The fourth day was the worst: the day of the operation, for it turned out, like an appalling practical joke, that the others had merely been preparation for the Vipassana technique. From now on we must not move for one hour each day, or we would ruin the whole operation. In this first hour, we ceased focusing on our upper lip and began watching the sensations throughout our entire bodies. My sensations have never been so intense. I found ants crawling on the top of my head and as my mind travelled down, a tingling energy throughout my entire body which no longer felt solid at all. As instructed, I explored each tiny part in turn, observing how the sensations changed from moment to moment: now the feeling of warm honey running all over me, now occasional solid patches of pain. I lingered over these observing them, noticing how they changed. ‘You must accept reality as it is, not as you would like it to be,’ Goenka said, and I repeated it to myself as I travelled down. Because accepting reality as it is, has not been easy for me. Down then up, then down again. Learning the meaning of ‘Aniche’, that everything changes and everything passes and nothing remains the same. By the end, I was weeping from pain and though snot ran down my face with tears, Reader, I sat still.

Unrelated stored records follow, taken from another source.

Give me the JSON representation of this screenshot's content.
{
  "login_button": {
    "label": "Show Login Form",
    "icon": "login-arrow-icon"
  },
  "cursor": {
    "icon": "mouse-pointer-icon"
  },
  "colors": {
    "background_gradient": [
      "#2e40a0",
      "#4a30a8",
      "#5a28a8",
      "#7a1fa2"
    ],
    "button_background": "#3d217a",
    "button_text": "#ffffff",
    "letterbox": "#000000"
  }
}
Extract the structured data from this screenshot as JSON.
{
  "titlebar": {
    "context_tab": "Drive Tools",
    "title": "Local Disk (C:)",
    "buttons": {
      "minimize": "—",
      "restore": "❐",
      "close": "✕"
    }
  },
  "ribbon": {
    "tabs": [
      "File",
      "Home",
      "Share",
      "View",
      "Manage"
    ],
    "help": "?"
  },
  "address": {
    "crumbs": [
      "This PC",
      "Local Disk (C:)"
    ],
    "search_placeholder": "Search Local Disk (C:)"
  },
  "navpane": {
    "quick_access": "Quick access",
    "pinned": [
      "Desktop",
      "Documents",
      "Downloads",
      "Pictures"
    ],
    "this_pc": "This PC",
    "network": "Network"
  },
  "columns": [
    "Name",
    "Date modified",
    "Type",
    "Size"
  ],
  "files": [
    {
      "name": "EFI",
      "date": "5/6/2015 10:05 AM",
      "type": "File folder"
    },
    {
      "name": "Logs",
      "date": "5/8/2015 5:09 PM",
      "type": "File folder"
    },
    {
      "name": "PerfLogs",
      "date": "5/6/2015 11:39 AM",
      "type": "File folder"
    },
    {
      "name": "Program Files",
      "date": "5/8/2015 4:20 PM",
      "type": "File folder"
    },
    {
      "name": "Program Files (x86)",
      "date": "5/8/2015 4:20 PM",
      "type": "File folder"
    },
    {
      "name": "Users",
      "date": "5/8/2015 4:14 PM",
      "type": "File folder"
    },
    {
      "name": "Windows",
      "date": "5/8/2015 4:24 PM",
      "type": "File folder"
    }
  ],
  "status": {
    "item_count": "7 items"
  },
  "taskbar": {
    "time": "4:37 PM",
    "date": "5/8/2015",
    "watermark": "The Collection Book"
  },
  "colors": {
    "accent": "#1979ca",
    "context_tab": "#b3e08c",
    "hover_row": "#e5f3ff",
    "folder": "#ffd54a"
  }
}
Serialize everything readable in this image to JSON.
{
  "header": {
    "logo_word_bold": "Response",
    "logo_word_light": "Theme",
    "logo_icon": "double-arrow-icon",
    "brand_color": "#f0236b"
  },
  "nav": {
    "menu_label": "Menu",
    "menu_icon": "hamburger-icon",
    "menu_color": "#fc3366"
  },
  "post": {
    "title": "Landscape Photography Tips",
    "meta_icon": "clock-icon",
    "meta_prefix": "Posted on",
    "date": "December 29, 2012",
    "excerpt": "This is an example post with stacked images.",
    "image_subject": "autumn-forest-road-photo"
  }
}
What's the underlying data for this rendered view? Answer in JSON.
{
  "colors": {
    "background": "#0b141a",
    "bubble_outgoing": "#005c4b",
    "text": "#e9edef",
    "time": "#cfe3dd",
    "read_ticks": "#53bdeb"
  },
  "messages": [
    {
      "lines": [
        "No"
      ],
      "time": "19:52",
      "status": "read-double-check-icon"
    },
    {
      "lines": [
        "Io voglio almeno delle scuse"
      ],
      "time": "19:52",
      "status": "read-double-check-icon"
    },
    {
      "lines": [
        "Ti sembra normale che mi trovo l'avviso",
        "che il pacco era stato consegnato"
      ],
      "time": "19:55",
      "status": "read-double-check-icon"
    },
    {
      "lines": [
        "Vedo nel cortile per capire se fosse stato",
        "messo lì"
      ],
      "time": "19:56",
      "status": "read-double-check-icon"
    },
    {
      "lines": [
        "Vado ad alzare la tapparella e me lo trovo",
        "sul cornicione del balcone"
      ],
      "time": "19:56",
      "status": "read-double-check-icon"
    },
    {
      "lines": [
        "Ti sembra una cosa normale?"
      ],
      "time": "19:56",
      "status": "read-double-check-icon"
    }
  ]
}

Afterwards, walking down the stairs, I stopped by an open window and gazed out. The whole garden below me was sparkling, and I experienced a feeling I had never had before, of being part of everything and joy at being alive.


That was how I discovered Vipassana all those years ago, and though I lapsed for many years, I am using it now to help me get through Long Covid. After sitting, I have more energy and feel less giddy, as well as calmer to deal with this difficult situation. There is evidence that some forms of meditation help blood flow to the brain, and although less research has been done on Vipassana than other forms of meditation, it still offers some very clear health benefits including improved heart function, increased plasticity of the brain and reduced anxiety and addictions. For me its chief benefit though is that it gives me control over my life, for even though my body is sick, it is still my sanctuary and home.